Thursday, January 14, 2010

Is Bovine Polyoma Virus Getting You Down?

By Dr. Ray Nims

Bovine polyomavirus (BPyV) is a double-stranded DNA virus of genus Polyomavirus. It is non-enveloped and 40-50 nm in diameter, and is a member of the same genus as SV40.

Basis of Concern. The Polyomavirus genus was so-named due to the ability of the viruses to cause tumors in susceptible host animals. Genomic sequences for the potentially oncogenic bovine polyomavirus have been detected with high frequency in bovine sera, regardless of geographic region of origin (Shuurman et al., J. Gen. Virol. 72: 2739-2745, 1991; Wang et al., New Zealand Vet. J. 53: 26-30, 2005).

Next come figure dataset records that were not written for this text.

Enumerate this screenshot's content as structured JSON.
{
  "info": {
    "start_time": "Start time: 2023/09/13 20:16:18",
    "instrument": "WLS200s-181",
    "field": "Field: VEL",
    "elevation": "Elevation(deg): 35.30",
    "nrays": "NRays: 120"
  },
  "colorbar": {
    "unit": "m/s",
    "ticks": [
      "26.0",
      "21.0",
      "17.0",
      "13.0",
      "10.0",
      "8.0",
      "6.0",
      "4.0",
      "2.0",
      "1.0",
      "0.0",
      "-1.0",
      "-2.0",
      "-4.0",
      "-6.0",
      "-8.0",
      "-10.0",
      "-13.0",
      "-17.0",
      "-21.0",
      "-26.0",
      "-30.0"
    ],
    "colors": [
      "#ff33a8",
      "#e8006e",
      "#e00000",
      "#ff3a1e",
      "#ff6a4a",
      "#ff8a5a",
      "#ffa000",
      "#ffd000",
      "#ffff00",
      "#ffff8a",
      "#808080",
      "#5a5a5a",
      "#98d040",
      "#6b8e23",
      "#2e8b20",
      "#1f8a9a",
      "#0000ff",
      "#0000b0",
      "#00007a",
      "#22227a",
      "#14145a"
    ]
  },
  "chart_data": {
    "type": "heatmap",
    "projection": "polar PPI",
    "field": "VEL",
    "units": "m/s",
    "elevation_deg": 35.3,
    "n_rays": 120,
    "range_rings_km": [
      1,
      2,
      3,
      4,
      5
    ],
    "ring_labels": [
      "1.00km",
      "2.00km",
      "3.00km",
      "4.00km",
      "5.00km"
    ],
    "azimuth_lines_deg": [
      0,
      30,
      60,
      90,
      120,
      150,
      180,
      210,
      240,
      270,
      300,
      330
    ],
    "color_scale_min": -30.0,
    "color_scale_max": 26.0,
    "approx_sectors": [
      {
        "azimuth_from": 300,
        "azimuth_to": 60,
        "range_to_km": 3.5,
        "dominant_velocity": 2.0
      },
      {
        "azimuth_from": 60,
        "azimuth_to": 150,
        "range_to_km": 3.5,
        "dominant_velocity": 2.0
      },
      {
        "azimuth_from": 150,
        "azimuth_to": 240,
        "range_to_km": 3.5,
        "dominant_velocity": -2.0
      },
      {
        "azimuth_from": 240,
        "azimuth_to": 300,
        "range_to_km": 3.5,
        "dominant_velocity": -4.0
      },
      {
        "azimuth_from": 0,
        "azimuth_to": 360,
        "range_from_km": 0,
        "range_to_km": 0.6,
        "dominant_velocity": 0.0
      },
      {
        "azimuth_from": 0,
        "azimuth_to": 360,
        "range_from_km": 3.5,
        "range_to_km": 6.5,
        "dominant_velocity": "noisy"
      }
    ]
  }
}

Regulatory Expectations. Bovine polyomavirus is not mentioned specifically in 9CFR 113.47, Detection of extraneous viruses by the fluorescent antibody technique, as a virus of concern for raw materials of bovine origin. As a result, BPyV is not specifically probed for during most 9CFR 113.53-based raw material viral infectivity testing, and this test most likely would not be capable of detecting BPyV if present in the test material. The EMEA Note for Guidance on the use of Bovine Serum in the Manufacture of Human Biological Medicinal Products (CPMP/BWP/1793/02) states that sera users are “encouraged to apply infectivity assays for BPyV and to investigate methods for inactivation/removal of BPyV in order to limit or eliminate infectious virus from batches of serum”.

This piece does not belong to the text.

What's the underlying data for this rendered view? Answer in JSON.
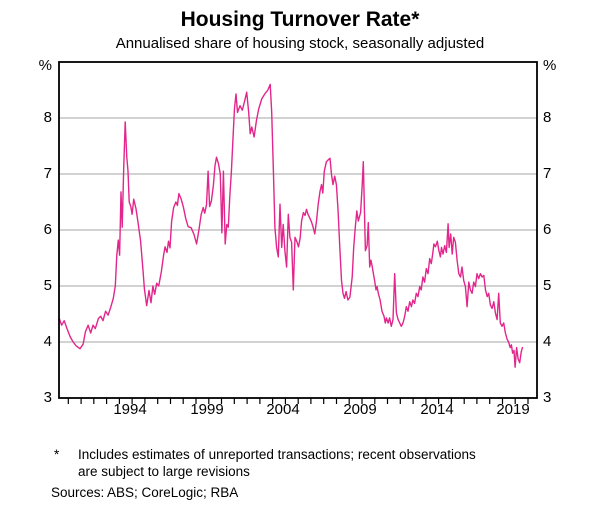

Mitigating Risk. In actual practice, the available infectivity assays for BPyV involve numerous passages using a bovine detector cell such as MDBK and are somewhat lengthy and insensitive, though more sensitive assays are under development. Cell-based infectivity testing for BPyV is not always being performed by users for each batch of bovine serum. The lack of a rapid and sensitive infectivity assay also means that viral inactivation studies for BPyV are not practically possible. While another polyomavirus such as SV40 could be used in viral inactivation/removal studies as a proxy for BPyV, in actual practice the murine parvovirus MMV (mouse minute virus) is more typically used as a worst-case model virus for such studies since it is non-enveloped and even smaller than BPyV. The few studies performed with SV40 indicate that gamma-irradiation at the dosages normally employed is not effective at inactivating this virus, as might be expected for a virus of this relatively small size (e.g., Gauvin, 2009). On the other hand, it has been shown (Wang et al., Vox Sanguinis 86: 230-238, 2004) that UVC treatment is effective in inactivating SV40. Note: since originally authoring this blog, I have come across a great number of UV-inactivation papers which indicate that polyomaviruses, and SV-40 in particular, appear to be relatively resistant to UV inactivation. The Wang et al. result may represent an outlier. I will address this in a future blog. Studies using MMV indicate that high-temperature short-time (HTST)-treatment of medium containing bovine serum is effective in inactivating this virus (Schleh et al., Biotechnol. Prog. 25: 854-860, 2009), and would by implication be effective for BPyV.

Conclusions. At the present time, infectivity screening of bovine sera for BPyV is not always being performed, and it is believed that the high frequency of detection of genomic material in bovine sera may not reflect a similarly high frequency of infectious BPyV. Risk of infection of biological products with BPyV through use of bovine-derived materials such as bovine sera may be mitigated through implementation of UVC- or HTST-treatment of media containing the sera and of viral purification processes capable of removing and inactivating an even smaller non-enveloped virus such as MMV.